Chachoua began by reaching out to a patient of many years whom he previously treated for lung cancer. “I attribute a lot of my inspiration for the initiative to this patient,” he said. “She has been through a lot—and cancer is only one part of her story.”
The patient also underwent female gender-affirming surgery, becoming a force in the community throughout her journey. “Over the years, she taught me a lot about how to create a safe zone, how to create comfort, and how to treat LGBTQ patients appropriately,” he said.
With a vision of the program in his head, Chachoua asked his inspiring patient to be part of a patient and caregiver advisory board. With her involvement and the help of Quinn and other experienced physicians, the program took off. Together, the group looked first from the patient's perspective to learn what one may seek in LGBTQ+ health care. The first and major conclusion?

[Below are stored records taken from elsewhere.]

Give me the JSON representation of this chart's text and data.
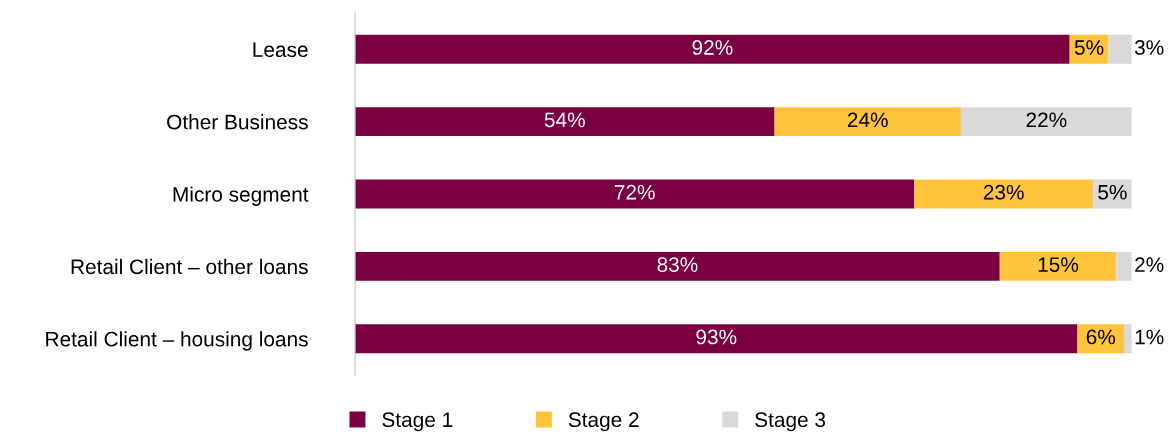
{
  "chart_data": {
    "type": "bar",
    "orientation": "horizontal",
    "stacked": true,
    "legend": "bottom",
    "grid": false,
    "tick_labels": "y",
    "categories": [
      "Lease",
      "Other Business",
      "Micro segment",
      "Retail Client – other loans",
      "Retail Client – housing loans"
    ],
    "series": [
      {
        "name": "Stage 1",
        "color": "#7b0041",
        "values": [
          92,
          54,
          72,
          83,
          93
        ],
        "value_labels": [
          "92%",
          "54%",
          "72%",
          "83%",
          "93%"
        ]
      },
      {
        "name": "Stage 2",
        "color": "#ffc33c",
        "values": [
          5,
          24,
          23,
          15,
          6
        ],
        "value_labels": [
          "5%",
          "24%",
          "23%",
          "15%",
          "6%"
        ]
      },
      {
        "name": "Stage 3",
        "color": "#d9d9d9",
        "values": [
          3,
          22,
          5,
          2,
          1
        ],
        "value_labels": [
          "3%",
          "22%",
          "5%",
          "2%",
          "1%"
        ]
      }
    ]
  }
}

Clinician education.
Though efforts have been put on hold due to COVID-19, Chachoua and his team have already seen a positive impact on clinicians' awareness of the needs of LGBTQ+ patients, and the desire to be involved in the program is overwhelming.
“With encouragement from the cancer center and enthusiasm among clinicians, we will launch an education program for all faculty and staff,” Chachoua said. “We have lectures lined up for faculty targeting pitfalls and issues LGBTQ patients face, such as simple things like using the correct pronoun. We are helping physicians understand that they can approach pronouns as easily as asking patients how they self-identify,” he said, noting that though those questions are a good first step, and he aims to broaden thinking not just in language, but in larger terms such as adjusting electronic medical records.
Looking forward, Chachoua said the initiative will designate physician champions in each cancer specialty—clinicians who are “very skilled, very interested, and very focused on providing support.” In addition, he plans to use recommendations from the advisory board to work with ancillary services such as radiology and pathology to ensure that they are LGBTQ+ friendly and safe while continuing education initiatives across the center.
“My vision and dream is that the program will not only include ongoing education, but encompass screening, research, and anything in between,” Chachoua said. “We are in a unique position to have science address some of the real issues LGBTQ patients face and learn more about how we can benefit this population.”
Though the program is in its introductory phase, Chachoua has found wide encouragement from his colleagues. “Younger physicians and fellows-in-training especially are very interested in joining the pursuit,” he said, “though by and large, we are supported from the entire physician community.”
For those who may be interested in launching similar initiatives at their own facilities, Chachoua recommended taking time for serious introspection first. “As physicians, we have to look at ourselves and ask, ‘What is my level of comfort, knowledge, and education in treating LGBTQ patients? How can I make my center a safe space?’”
If looking for inspiration, Chachoua recommended simply speaking to other physicians. “I find it very difficult to see groups of people not getting what I see as state-of-the-art care,” he said. “It is inspiring to talk to physicians who are educated and passionate about treating LGBTQ patients—it makes the rest of us want to be the best we can.”
Kelly Wolfgang is a contributing writer.